She said mobile homes are among the most affordable places for struggling Latino families working to move up the ladder of opportunity.
City Council member Reva M. Trammell, whose 8th District contains the trailer park, praised Olivia for what she has done.
Ms. Trammell said she backs the city’s inspection effort. She emphasized the intent is not to displace Rudd’s residents, but to ensure their mobile homes meet safety codes.
Tom Blanton, a resident of Rudd’s since 2008, scoffed. He called the focus on Rudd’s “selective enforcement” and “harassment” designed to remove a trailer park some “consider an eyesore.”

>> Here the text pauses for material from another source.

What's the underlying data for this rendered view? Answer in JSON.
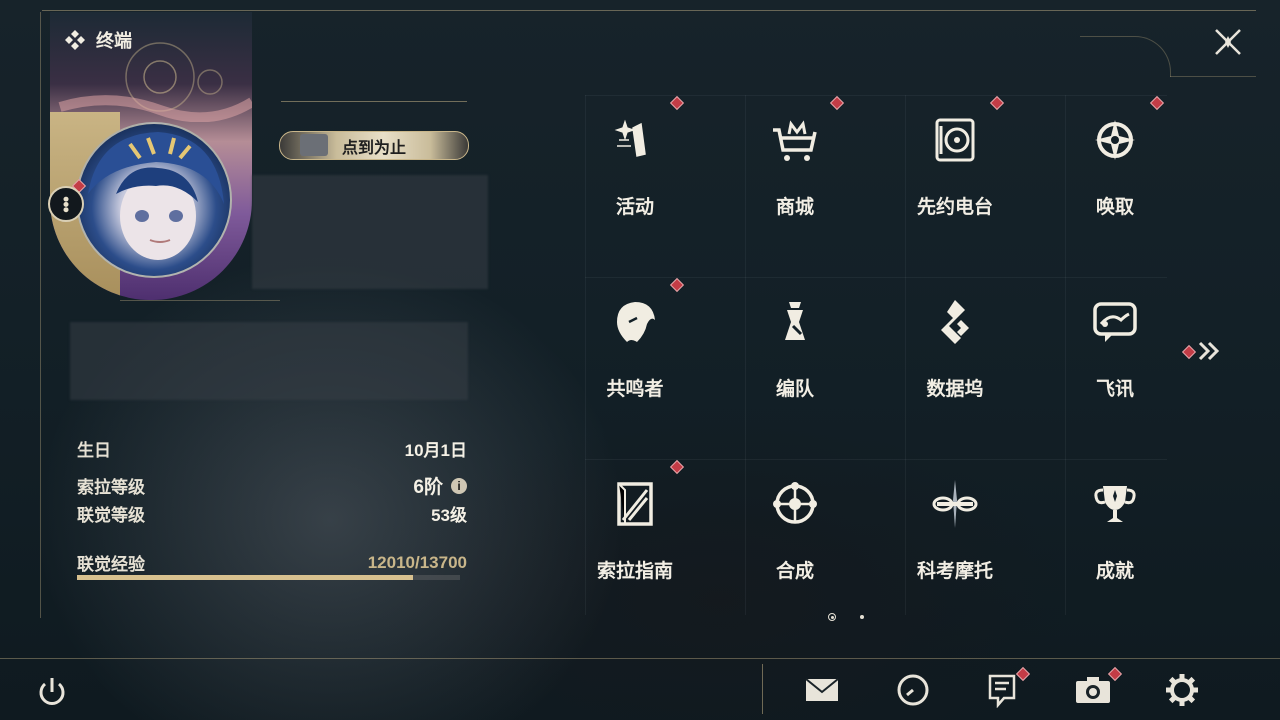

Mr. Blanton said the city could better use its scarce financial resources to repair its crumbling schools. “Most of the city schools wouldn’t pass code,” he said.
Mr. Soffee, a 66-year-old Richmond native, has owned and managed the park since 1997 when he inherited it from an aunt.

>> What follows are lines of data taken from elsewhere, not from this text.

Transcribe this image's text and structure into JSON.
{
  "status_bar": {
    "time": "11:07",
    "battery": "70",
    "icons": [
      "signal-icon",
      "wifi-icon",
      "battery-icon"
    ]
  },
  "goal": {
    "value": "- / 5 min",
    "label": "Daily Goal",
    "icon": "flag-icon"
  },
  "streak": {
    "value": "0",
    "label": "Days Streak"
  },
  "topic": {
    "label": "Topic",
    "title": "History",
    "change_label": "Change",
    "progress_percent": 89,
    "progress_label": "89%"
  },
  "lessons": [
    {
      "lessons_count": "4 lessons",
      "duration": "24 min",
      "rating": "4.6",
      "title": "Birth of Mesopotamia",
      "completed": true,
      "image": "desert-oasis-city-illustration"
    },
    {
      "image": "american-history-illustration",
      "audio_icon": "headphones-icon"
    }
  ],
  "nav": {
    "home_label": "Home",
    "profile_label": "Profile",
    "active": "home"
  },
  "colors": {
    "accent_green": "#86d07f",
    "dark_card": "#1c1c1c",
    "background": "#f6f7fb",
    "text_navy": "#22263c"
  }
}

“The most amazing thing that I’ve seen for more than 10 years is that the Latino families come in here, work on the trailers to make them livable, then buy a house and give the trailer to a relative.
“If that’s not the American dream, then what is?” he asked.

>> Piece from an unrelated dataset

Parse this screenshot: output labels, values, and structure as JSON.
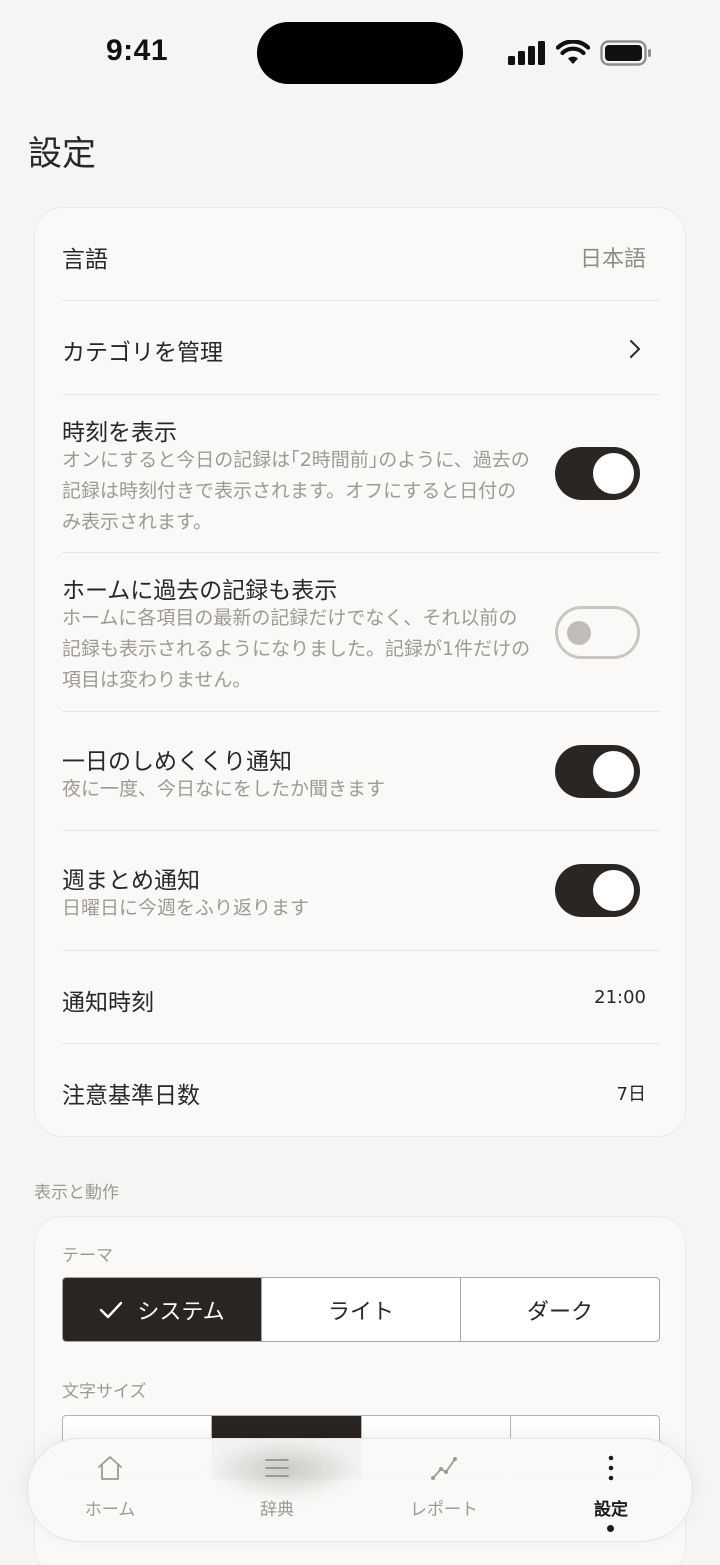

Douglas H. Murrow, the city’s commissioner of buildings, said he directed six inspectors to comb through Rudd’s after fires at two mobile home parks in recent years, including one at Rudd’s in 2012.
Mr. Murrow said investigators determined that the poor condition of the trailers and overcrowding contributed to the fires.
“Further investigation identified a wide range of unsafe and unfit mobile home structures in the city mobile home parks,” he added.
The commissioner said Rudd’s was the first park to be inspected.
He chose Rudd’s, he said, because it’s the largest and “in the worst overall condition” of the city’s nine mobile home parks.
Mr. Soffee said this is the fourth time that city inspectors have conducted such inspections and is not aware of inspectors investigating any other trailer parks in the city.
Mr. Murrow, in response to a Free Press query, said he plans inspections for the majority of the approximately 530 mobile homes in the city. He did not give a timetable for doing so.